Ya hemos dicho que la modernidad instala al discurso científico en un lugar destacado, en un proceso muy relacionado con la desacralización de la naturaleza. Junto a esto también se consolidará la diferenciación entre el orden natural y el orden humano.
La indagación científica sobre la naturaleza tendrá, en este contexto, un carácter fuertemente instrumental, esto es, orientado a fines prácticos. La industria, el comercio y en general las actividades económicas harán un uso intenso de los resultados de investigación, en la medida en que permiten implementar nuevos procesos productivos o producir nuevos bienes, con el consiguiente beneficio económico y también en la satisfacción de necesidades de las personas, beneficios ambos que, cabe señalar, se distribuyen muy desigualmente entre los grupos sociales.

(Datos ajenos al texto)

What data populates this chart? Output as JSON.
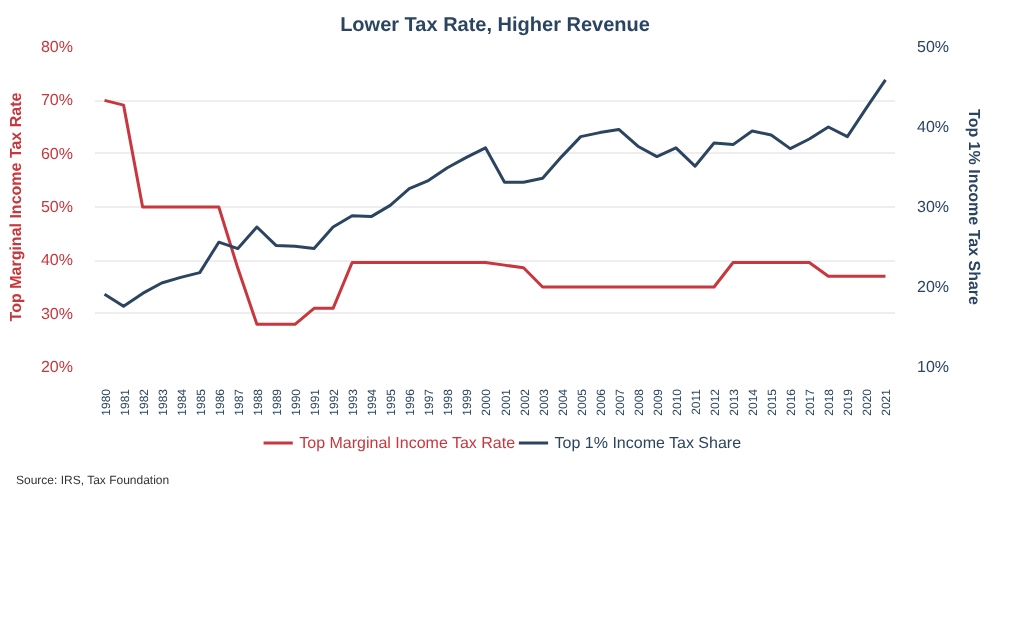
{
  "chart_data": {
    "type": "line",
    "title": "Lower Tax Rate, Higher Revenue",
    "ylabel": "Top Marginal Income Tax Rate",
    "y2label": "Top 1% Income Tax Share",
    "annotations": [
      "Source: IRS, Tax Foundation"
    ],
    "categories": [
      "1980",
      "1981",
      "1982",
      "1983",
      "1984",
      "1985",
      "1986",
      "1987",
      "1988",
      "1989",
      "1990",
      "1991",
      "1992",
      "1993",
      "1994",
      "1995",
      "1996",
      "1997",
      "1998",
      "1999",
      "2000",
      "2001",
      "2002",
      "2003",
      "2004",
      "2005",
      "2006",
      "2007",
      "2008",
      "2009",
      "2010",
      "2011",
      "2012",
      "2013",
      "2014",
      "2015",
      "2016",
      "2017",
      "2018",
      "2019",
      "2020",
      "2021"
    ],
    "series": [
      {
        "name": "Top Marginal Income Tax Rate",
        "color": "#c8373d",
        "values": [
          70,
          69.1,
          50,
          50,
          50,
          50,
          50,
          38.5,
          28,
          28,
          28,
          31,
          31,
          39.6,
          39.6,
          39.6,
          39.6,
          39.6,
          39.6,
          39.6,
          39.6,
          39.1,
          38.6,
          35,
          35,
          35,
          35,
          35,
          35,
          35,
          35,
          35,
          35,
          39.6,
          39.6,
          39.6,
          39.6,
          39.6,
          37,
          37,
          37,
          37
        ]
      },
      {
        "name": "Top 1% Income Tax Share",
        "color": "#2b4561",
        "axis": "y2",
        "values": [
          19.1,
          17.6,
          19.2,
          20.5,
          21.2,
          21.8,
          25.6,
          24.8,
          27.5,
          25.2,
          25.1,
          24.8,
          27.5,
          28.9,
          28.8,
          30.2,
          32.3,
          33.3,
          34.9,
          36.2,
          37.4,
          33.1,
          33.1,
          33.6,
          36.3,
          38.8,
          39.3,
          39.7,
          37.6,
          36.3,
          37.4,
          35.1,
          38.0,
          37.8,
          39.5,
          39.0,
          37.3,
          38.5,
          40.0,
          38.8,
          42.4,
          45.9
        ]
      }
    ],
    "ylim": [
      20,
      80
    ],
    "yticks": [
      {
        "value": 20,
        "label": "20%"
      },
      {
        "value": 30,
        "label": "30%"
      },
      {
        "value": 40,
        "label": "40%"
      },
      {
        "value": 50,
        "label": "50%"
      },
      {
        "value": 60,
        "label": "60%"
      },
      {
        "value": 70,
        "label": "70%"
      },
      {
        "value": 80,
        "label": "80%"
      }
    ],
    "y2lim": [
      10,
      50
    ],
    "y2ticks": [
      {
        "value": 10,
        "label": "10%"
      },
      {
        "value": 20,
        "label": "20%"
      },
      {
        "value": 30,
        "label": "30%"
      },
      {
        "value": 40,
        "label": "40%"
      },
      {
        "value": 50,
        "label": "50%"
      }
    ],
    "grid": "y",
    "legend": "bottom",
    "marker": "none",
    "line_style": "solid"
  }
}
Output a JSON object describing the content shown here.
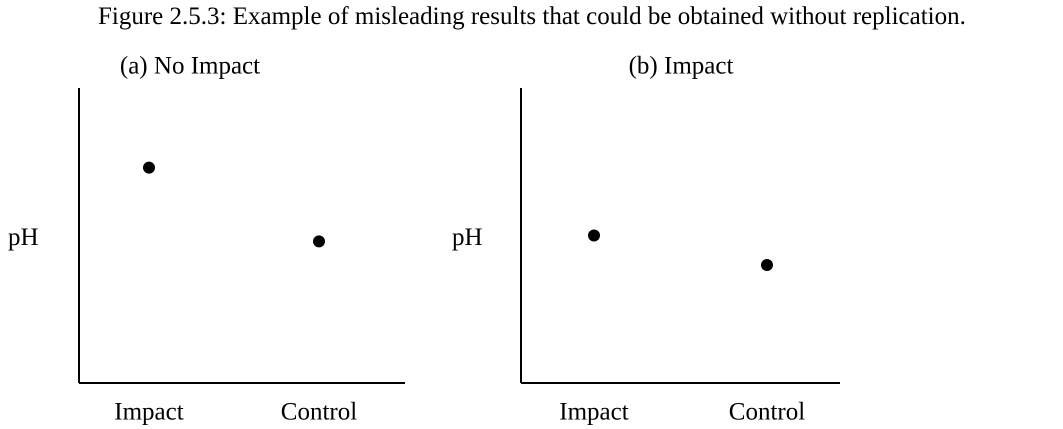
{
  "title": "Figure 2.5.3: Example of misleading results that could be obtained without replication.",
  "chart_data": [
    {
      "type": "scatter",
      "title": "(a) No Impact",
      "ylabel": "pH",
      "categories": [
        "Impact",
        "Control"
      ],
      "values": [
        73,
        48
      ],
      "color": "#000000",
      "ylim": [
        0,
        100
      ]
    },
    {
      "type": "scatter",
      "title": "(b) Impact",
      "ylabel": "pH",
      "categories": [
        "Impact",
        "Control"
      ],
      "values": [
        50,
        40
      ],
      "color": "#000000",
      "ylim": [
        0,
        100
      ]
    }
  ]
}
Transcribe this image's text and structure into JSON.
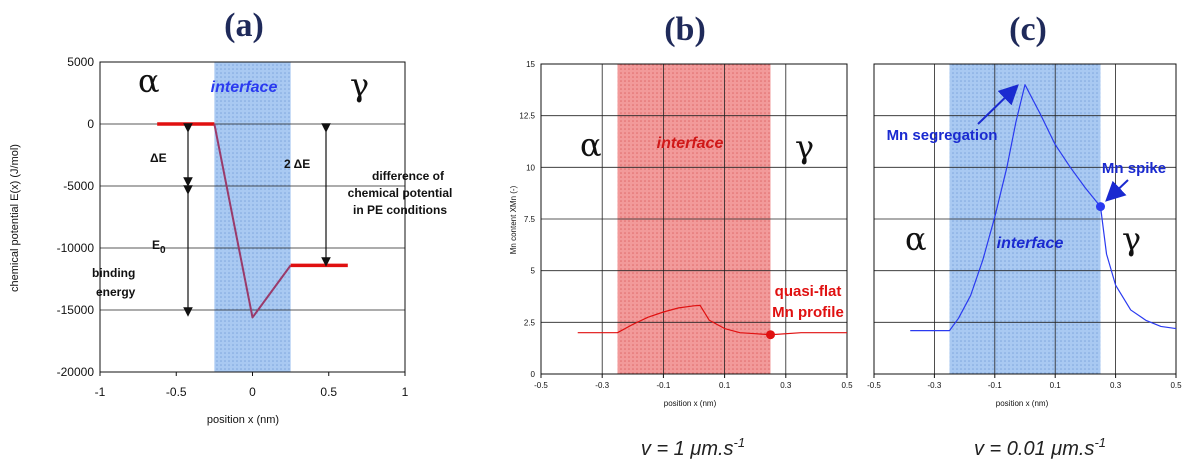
{
  "panels": {
    "a": {
      "label": "(a)",
      "alpha": "α",
      "gamma": "γ",
      "interface": "interface",
      "delta_e": "ΔE",
      "two_delta_e": "2 ΔE",
      "e0": "E",
      "e0_sub": "0",
      "binding_1": "binding",
      "binding_2": "energy",
      "diff_1": "difference of",
      "diff_2": "chemical potential",
      "diff_3": "in PE conditions"
    },
    "b": {
      "label": "(b)",
      "alpha": "α",
      "gamma": "γ",
      "interface": "interface",
      "quasi_1": "quasi-flat",
      "quasi_2": "Mn profile",
      "caption": "v = 1 μm.s-1"
    },
    "c": {
      "label": "(c)",
      "alpha": "α",
      "gamma": "γ",
      "interface": "interface",
      "seg": "Mn segregation",
      "spike": "Mn spike",
      "caption": "v = 0.01 μm.s-1"
    }
  },
  "colors": {
    "interface_blue": "#9fc3f0",
    "interface_red": "#f08a8a",
    "line_red": "#e01010",
    "line_purple": "#9a3a6a",
    "line_blue": "#2a3af0",
    "text_blue": "#1a2ad0"
  },
  "chart_data": [
    {
      "type": "line",
      "panel": "a",
      "xlabel": "position x (nm)",
      "ylabel": "chemical potential E(x) (J/mol)",
      "xlim": [
        -1,
        1
      ],
      "ylim": [
        -20000,
        5000
      ],
      "x_ticks": [
        "-1",
        "-0.5",
        "0",
        "0.5",
        "1"
      ],
      "y_ticks": [
        "5000",
        "0",
        "-5000",
        "-10000",
        "-15000",
        "-20000"
      ],
      "interface_range": [
        -0.25,
        0.25
      ],
      "series": [
        {
          "x": [
            -0.625,
            -0.25
          ],
          "y": [
            0,
            0
          ]
        },
        {
          "x": [
            -0.25,
            0,
            0.25
          ],
          "y": [
            0,
            -15600,
            -11400
          ]
        },
        {
          "x": [
            0.25,
            0.625
          ],
          "y": [
            -11400,
            -11400
          ]
        }
      ]
    },
    {
      "type": "line",
      "panel": "b",
      "xlabel": "position x (nm)",
      "ylabel": "Mn content XMn (-)",
      "xlim": [
        -0.5,
        0.5
      ],
      "ylim": [
        0,
        15
      ],
      "x_ticks": [
        "-0.5",
        "-0.3",
        "-0.1",
        "0.1",
        "0.3",
        "0.5"
      ],
      "y_ticks": [
        "15",
        "12.5",
        "10",
        "7.5",
        "5",
        "2.5",
        "0"
      ],
      "interface_range": [
        -0.25,
        0.25
      ],
      "marker": {
        "x": 0.25,
        "y": 1.9
      },
      "series": [
        {
          "x": [
            -0.38,
            -0.25,
            -0.2,
            -0.15,
            -0.1,
            -0.05,
            0.0,
            0.02,
            0.05,
            0.1,
            0.15,
            0.2,
            0.25,
            0.35,
            0.5
          ],
          "y": [
            2.0,
            2.0,
            2.4,
            2.75,
            3.0,
            3.2,
            3.3,
            3.32,
            2.6,
            2.2,
            2.0,
            1.95,
            1.9,
            2.0,
            2.0
          ]
        }
      ]
    },
    {
      "type": "line",
      "panel": "c",
      "xlabel": "position x (nm)",
      "xlim": [
        -0.5,
        0.5
      ],
      "ylim": [
        0,
        15
      ],
      "x_ticks": [
        "-0.5",
        "-0.3",
        "-0.1",
        "0.1",
        "0.3",
        "0.5"
      ],
      "interface_range": [
        -0.25,
        0.25
      ],
      "marker": {
        "x": 0.25,
        "y": 8.1
      },
      "series": [
        {
          "x": [
            -0.38,
            -0.25,
            -0.22,
            -0.18,
            -0.14,
            -0.1,
            -0.06,
            -0.03,
            0.0,
            0.05,
            0.1,
            0.15,
            0.2,
            0.25,
            0.27,
            0.3,
            0.35,
            0.4,
            0.45,
            0.5
          ],
          "y": [
            2.1,
            2.1,
            2.7,
            3.8,
            5.5,
            7.6,
            10.0,
            12.2,
            14.0,
            12.6,
            11.1,
            10.0,
            9.0,
            8.1,
            5.8,
            4.3,
            3.1,
            2.6,
            2.3,
            2.2
          ]
        }
      ]
    }
  ]
}
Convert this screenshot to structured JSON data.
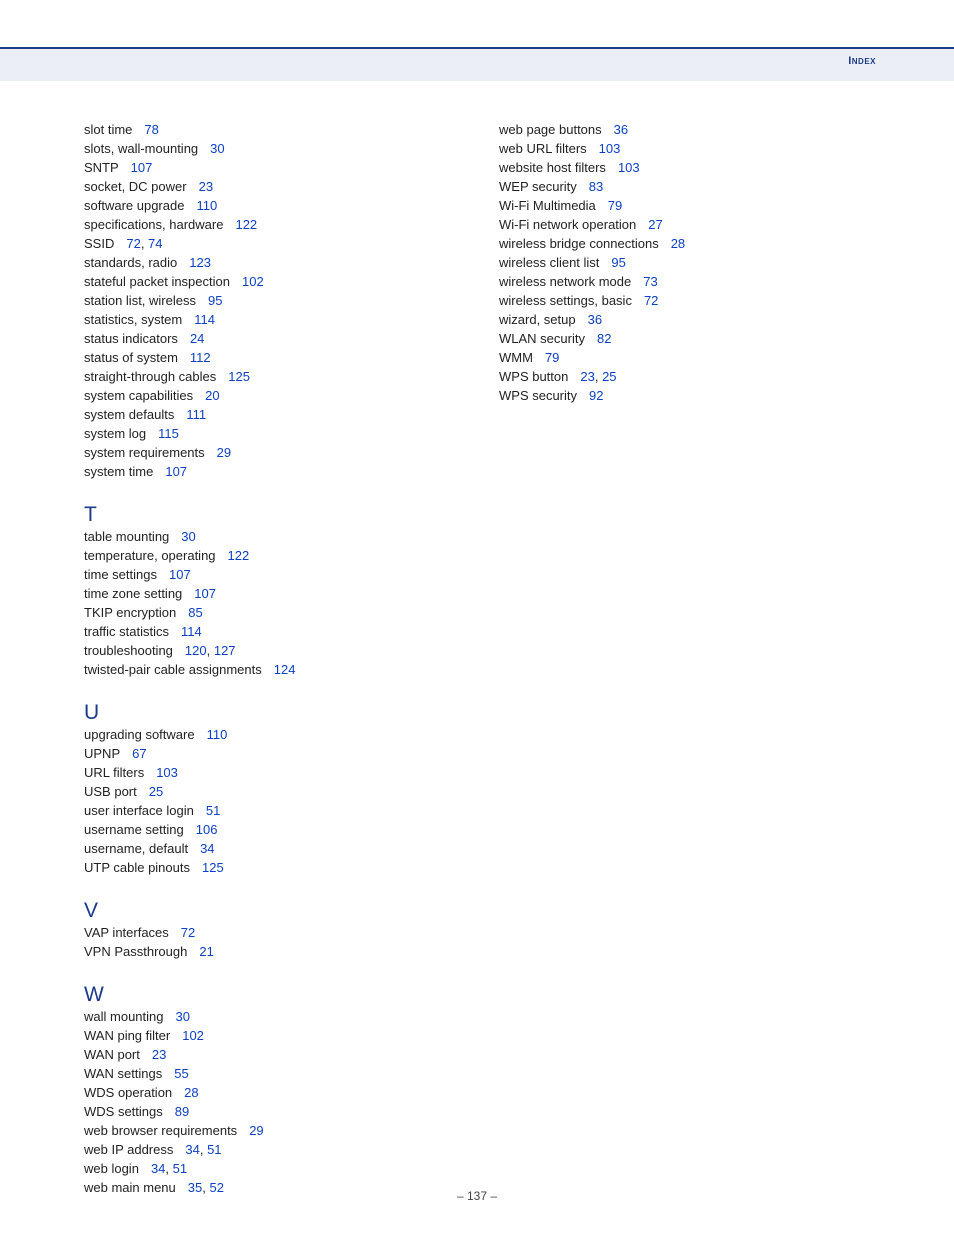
{
  "header": {
    "label": "Index"
  },
  "footer": {
    "text": "– 137 –"
  },
  "colors": {
    "rule": "#1a3a8a",
    "band": "#eceef5",
    "link": "#0b3fc4",
    "text": "#222222"
  },
  "columns": [
    {
      "groups": [
        {
          "letter": null,
          "entries": [
            {
              "term": "slot time",
              "pages": [
                "78"
              ]
            },
            {
              "term": "slots, wall-mounting",
              "pages": [
                "30"
              ]
            },
            {
              "term": "SNTP",
              "pages": [
                "107"
              ]
            },
            {
              "term": "socket, DC power",
              "pages": [
                "23"
              ]
            },
            {
              "term": "software upgrade",
              "pages": [
                "110"
              ]
            },
            {
              "term": "specifications, hardware",
              "pages": [
                "122"
              ]
            },
            {
              "term": "SSID",
              "pages": [
                "72",
                "74"
              ]
            },
            {
              "term": "standards, radio",
              "pages": [
                "123"
              ]
            },
            {
              "term": "stateful packet inspection",
              "pages": [
                "102"
              ]
            },
            {
              "term": "station list, wireless",
              "pages": [
                "95"
              ]
            },
            {
              "term": "statistics, system",
              "pages": [
                "114"
              ]
            },
            {
              "term": "status indicators",
              "pages": [
                "24"
              ]
            },
            {
              "term": "status of system",
              "pages": [
                "112"
              ]
            },
            {
              "term": "straight-through cables",
              "pages": [
                "125"
              ]
            },
            {
              "term": "system capabilities",
              "pages": [
                "20"
              ]
            },
            {
              "term": "system defaults",
              "pages": [
                "111"
              ]
            },
            {
              "term": "system log",
              "pages": [
                "115"
              ]
            },
            {
              "term": "system requirements",
              "pages": [
                "29"
              ]
            },
            {
              "term": "system time",
              "pages": [
                "107"
              ]
            }
          ]
        },
        {
          "letter": "T",
          "entries": [
            {
              "term": "table mounting",
              "pages": [
                "30"
              ]
            },
            {
              "term": "temperature, operating",
              "pages": [
                "122"
              ]
            },
            {
              "term": "time settings",
              "pages": [
                "107"
              ]
            },
            {
              "term": "time zone setting",
              "pages": [
                "107"
              ]
            },
            {
              "term": "TKIP encryption",
              "pages": [
                "85"
              ]
            },
            {
              "term": "traffic statistics",
              "pages": [
                "114"
              ]
            },
            {
              "term": "troubleshooting",
              "pages": [
                "120",
                "127"
              ]
            },
            {
              "term": "twisted-pair cable assignments",
              "pages": [
                "124"
              ]
            }
          ]
        },
        {
          "letter": "U",
          "entries": [
            {
              "term": "upgrading software",
              "pages": [
                "110"
              ]
            },
            {
              "term": "UPNP",
              "pages": [
                "67"
              ]
            },
            {
              "term": "URL filters",
              "pages": [
                "103"
              ]
            },
            {
              "term": "USB port",
              "pages": [
                "25"
              ]
            },
            {
              "term": "user interface login",
              "pages": [
                "51"
              ]
            },
            {
              "term": "username setting",
              "pages": [
                "106"
              ]
            },
            {
              "term": "username, default",
              "pages": [
                "34"
              ]
            },
            {
              "term": "UTP cable pinouts",
              "pages": [
                "125"
              ]
            }
          ]
        },
        {
          "letter": "V",
          "entries": [
            {
              "term": "VAP interfaces",
              "pages": [
                "72"
              ]
            },
            {
              "term": "VPN Passthrough",
              "pages": [
                "21"
              ]
            }
          ]
        },
        {
          "letter": "W",
          "entries": [
            {
              "term": "wall mounting",
              "pages": [
                "30"
              ]
            },
            {
              "term": "WAN ping filter",
              "pages": [
                "102"
              ]
            },
            {
              "term": "WAN port",
              "pages": [
                "23"
              ]
            },
            {
              "term": "WAN settings",
              "pages": [
                "55"
              ]
            },
            {
              "term": "WDS operation",
              "pages": [
                "28"
              ]
            },
            {
              "term": "WDS settings",
              "pages": [
                "89"
              ]
            },
            {
              "term": "web browser requirements",
              "pages": [
                "29"
              ]
            },
            {
              "term": "web IP address",
              "pages": [
                "34",
                "51"
              ]
            },
            {
              "term": "web login",
              "pages": [
                "34",
                "51"
              ]
            },
            {
              "term": "web main menu",
              "pages": [
                "35",
                "52"
              ]
            }
          ]
        }
      ]
    },
    {
      "groups": [
        {
          "letter": null,
          "entries": [
            {
              "term": "web page buttons",
              "pages": [
                "36"
              ]
            },
            {
              "term": "web URL filters",
              "pages": [
                "103"
              ]
            },
            {
              "term": "website host filters",
              "pages": [
                "103"
              ]
            },
            {
              "term": "WEP security",
              "pages": [
                "83"
              ]
            },
            {
              "term": "Wi-Fi Multimedia",
              "pages": [
                "79"
              ]
            },
            {
              "term": "Wi-Fi network operation",
              "pages": [
                "27"
              ]
            },
            {
              "term": "wireless bridge connections",
              "pages": [
                "28"
              ]
            },
            {
              "term": "wireless client list",
              "pages": [
                "95"
              ]
            },
            {
              "term": "wireless network mode",
              "pages": [
                "73"
              ]
            },
            {
              "term": "wireless settings, basic",
              "pages": [
                "72"
              ]
            },
            {
              "term": "wizard, setup",
              "pages": [
                "36"
              ]
            },
            {
              "term": "WLAN security",
              "pages": [
                "82"
              ]
            },
            {
              "term": "WMM",
              "pages": [
                "79"
              ]
            },
            {
              "term": "WPS button",
              "pages": [
                "23",
                "25"
              ]
            },
            {
              "term": "WPS security",
              "pages": [
                "92"
              ]
            }
          ]
        }
      ]
    }
  ]
}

La imagen de la ciencia como una fuente de poder se vincula con estas cuestiones.
El desarrollo tecnológico resultante de los avances científicos se incrementó paulatinamente, y permitió un creciente uso y manipulación de la naturaleza. Los elementos que se extraen de ella son transformados en productos que circulan como mercaderías y dan lugar al desarrollo de actividades económicas y la generación de ganancias. Luego de ser utilizados o consumidos, de diversas maneras y con distintas características, estos elementos vuelven a la naturaleza, que cumple entonces otra función, la de repositorio de desechos.
Si observamos este proceso poniendo en foco a la naturaleza, veremos que es causa de una profunda alteración o transformación de la misma, que ha llegado a niveles impensados escaso tiempo atrás. Prácticamente toda la superficie del planeta ha sido puesta en función de estos procesos y participa en ellos de diversas maneras: como proveedora de elementos (minerales, forestales, etc.), como recurso para la obtención de otros productos (suelo agrícola), como lugares para recibir desperdicios (fondo del mar, aire, áreas desvalorizadas).
Esto ha provocado reacciones negativas crecientes entre la población mundial; en particular a partir de la década de 1960 y en fuerte relación con el peligro nuclear, las amenazas de agotamiento de los recursos y los crecientes niveles de contaminación, lo que en un primer momento se denominó “conciencia ecológica” fue creciendo y generando un contexto de crítica y rechazo frente a esta situación, con propuestas de resolución por cierto muy disímiles (sobre las características de los movimientos ecologistas, puede consultarse, entre otros, Ballesteros y Pérez Adan, 1997). Las condiciones de la naturaleza se convierten, de este modo, en un problema social.
La manipulación de la naturaleza y su instrumentalización en función de las actividades económicas, al mismo tiempo, sustentaron también un orden social y económico que fue consolidándose junto con ella, el capitalista. El trabajo humano aplicado a la manipulación de elementos naturales se convirtió en una fuente de valor cuya desigual apropiación y distribución fue la fuente de la acumulación de capital, capital que, en parte, se reinvirtió para reforzar este proceso. Los procesos productivos se fueron especializando, alejando al trabajador del producto de su trabajo, en pro de la mayor productividad. El desarrollo conllevó bienestar para una parte de la población, pero no para todos. Este fue otro frente de insatisfacción y conflicto, claramente social.
En esta apretada síntesis, no deberían dejar de mencionarse las dimensiones políticas implicadas en la apropiación y uso de la naturaleza. Los conflictos por el acceso y control de los recursos naturales, en cualquier nivel escalar, son la manifestación más evidente de esta cuestión.